For months, I’ve been pinning carrot cake recipes on Pinterest. And gourmet side dishes for the Easter lunch we’d host for friends, and darling little girl Easter dresses and little-man vests for my three year old lady-killer. Oh, and I really wanted to make hot cross buns.

I was going to rock Easter this year.

I am not normally so domestically inclined, but the cold monotony of winter almost broke me and I needed to focus on something like the happy spring sunshine and the new life of Easter. Oh, and there’s that unnerving goal of making this year the year that I finally got this motherhood/wife thing together.

Well, I hate to ruin the suspense. But Easter was a serious fail.

You know, it’s not until you become a mom that you look back at your own childhood and marvel at the superhuman feats that your own mother managed to accomplish. My mom and dad had five kids. FIVE. On Easter, Mom would dress us all in matching or coordinating new outfits that she had either sewn herself or taken the time to shop for. She would then arrange us in perfect formation in the backyard for our annual Easter picture after completing our (real, dyed) Easter egg hunt which included personalized Easter baskets. All this before arriving at church at 9am with holy smiles on our faces and attitudes to match (okay, that part is a total lie). Oh, and she would have a ham cooking in the oven with all the sides, including homemade bread, already prepared when we got home from church. AND she’d entertain on top of that – inviting another family over from church that my parents had been wanting to get to know better.

Fast forward to 2017 at my house. You know what we had for Easter lunch? Hard boiled (Easter) eggs and cheese and pretzels with a side of tomato slices (cut on a bias to look fancy of course – I’m not an animal!).

*sigh*

As it turns out, this year I was asked to be a guest vocalist at a church other than our own on Easter and so… well that’s pretty much what we did for Easter (I did have the kids come sing with me on one song).  The week preceding Easter, my brain was consumed with rehearsing, learning the guitar parts and arriving at church early for a sound check and that’s pretty much as far as I got and my husband – well, husbands aren’t so much about the details, are they?

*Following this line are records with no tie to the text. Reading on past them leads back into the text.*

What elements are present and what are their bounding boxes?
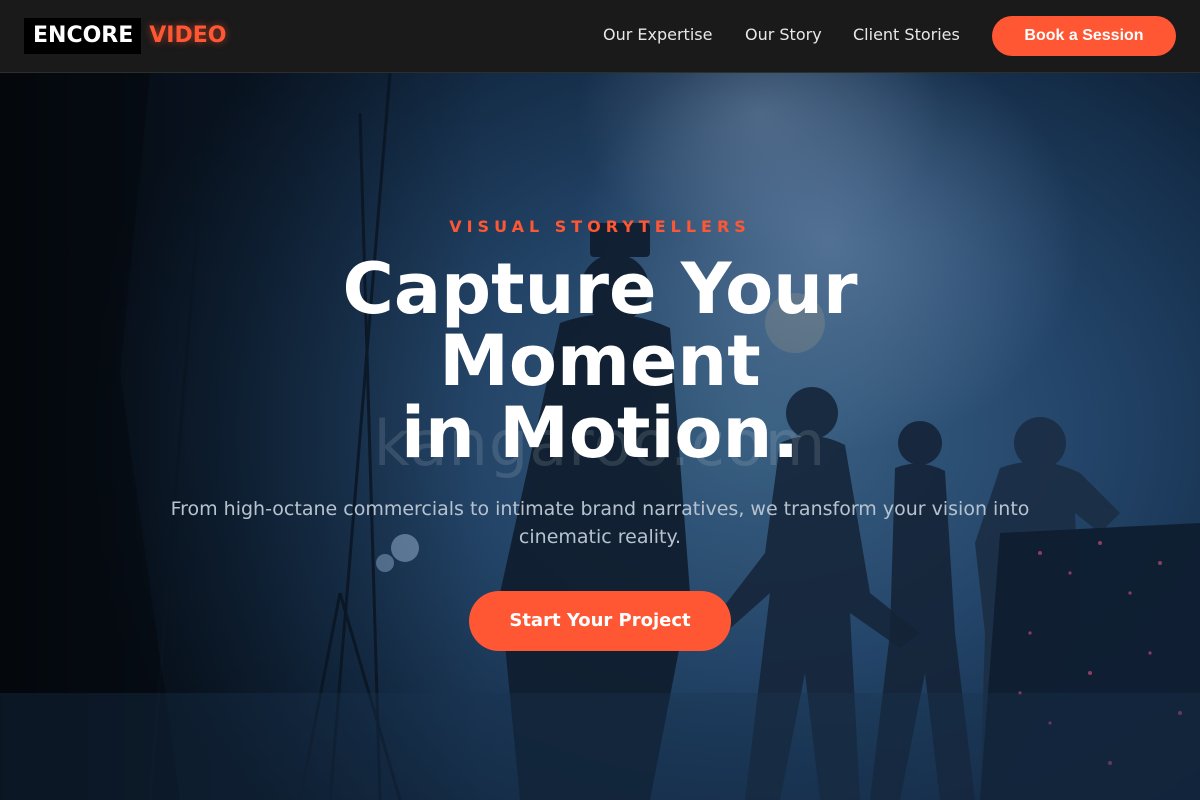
hero-headline-line-2: Moment: [439, 320, 761, 402]
start-project-button[interactable]: Start Your Project: [469, 591, 731, 651]
brand-logo[interactable]: ENCORE VIDEO: [24, 18, 232, 54]
hero-subtitle: From high-octane commercials to intimate…: [170, 498, 1030, 548]
site-header: ENCORE VIDEO Our Expertise Our Story Cli…: [0, 0, 1200, 73]
watermark-text: kangaroo.com: [373, 407, 827, 480]
hero-tagline: VISUAL STORYTELLERS: [449, 217, 751, 236]
brand-logo-part2: VIDEO: [149, 23, 227, 48]
nav-link-client-stories[interactable]: Client Stories: [853, 25, 960, 44]
nav-link-our-expertise[interactable]: Our Expertise: [603, 25, 712, 44]
nav-link-our-story[interactable]: Our Story: [745, 25, 822, 44]
book-session-button[interactable]: Book a Session: [992, 16, 1176, 56]
hero-section: VISUAL STORYTELLERS Capture Your Moment …: [0, 73, 1200, 800]
hero-headline-line-1: Capture Your: [342, 248, 858, 330]
brand-logo-part1: ENCORE: [24, 18, 142, 54]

So I did not buy my children or myself new clothes. In fact, they wore second hand clothes. I did not buy little gifts for their Easter baskets – not even Easter candy, even though those peanut butter eggs are pretty much the best candy ever invented. I figured I’d just throw some of their leftover Halloween candy in the baskets. (What? Doesn’t everyone allow their kids one piece of Halloween candy and then put the rest away to parse out slowly over the next year?)

But sadly, even the Easter baskets didn’t happen. My kids’ Easter egg hunt consisted of a community egg hunt where someone else did all the work. My kids’ own Easter baskets sat unfilled and unhidden.

Now, I did attempt a nice Easter lunch, despite not inviting company. I bought a chicken to cook in the crock pot and made potato salad. Naturally though, when we got home from church, the chicken was not cooked (I curse you, crockpot!), the house was a wreck, and the kids were wondering if the Easter Bunny had come yet (not so much).

But these things are all just fanciful traditions, right? They’re not what Easter is really all about. Yeah, about that…. Growing up non-denominationally I had never celebrated Lent, but my Catholic friend gave me this beautiful Lent idea that seemed so meaningful. You have the kids systematically “earn” colored jelly beans for every act of kindness or service to others. You amass the kids’ jelly beans in a jar for 40 days and then, the night before Easter, fill the remaining space in the jar with white jelly beans which signifies the Grace of God that we could never earn on our own. I thought it was such beautiful symbolism and …. (Drumroll) …we actually did it!    I was so proud of us. We did it up until the night before Easter……. aaaaand then forgot to do the most important part – the white jelly beans. DOH.

And then there was the foot washing. We read about the Last Supper together and learned that Jesus had washed the disciples’ feet, so we hatched this plan to do a family foot washing on Good Friday. It was going to be meaningful, it would start a new family tradition, and best of all it would tickle.

But….then we got invited to our neighbor’s crawfish boil on Good Friday. I mean…we couldn’t really pass that up. So out the window went the foot washing.

Suffice to say, I failed Easter. This house had nary a hot cross bun to be found.

But the funny thing is… Neither my kids or husband seemed to notice my failings – not the forgotten traditions or the missing carrot cake. Maybe it’s because I’ve spent five years keeping the bar set really low. Or maybe it’s because their lives and hearts were full enough that they didn’t need a bunch of traditions and fancy lunches. They hunted for eggs alongside our diverse community, we got to know our neighbors better and they used their sweet voices to sing to a church congregation on Easter morning. And who’s to say that my family’s traditional Easter lunch shouldn’t always be cheese and pretzels? I think I might just keep that one.

After all this, I called my Mom to try to figure out how she did all that she did at Easter. Her answer “Yeah, that was insane and I was a wreck! Don’t do that!”

Enough said. But next year, I’m making those hot cross buns.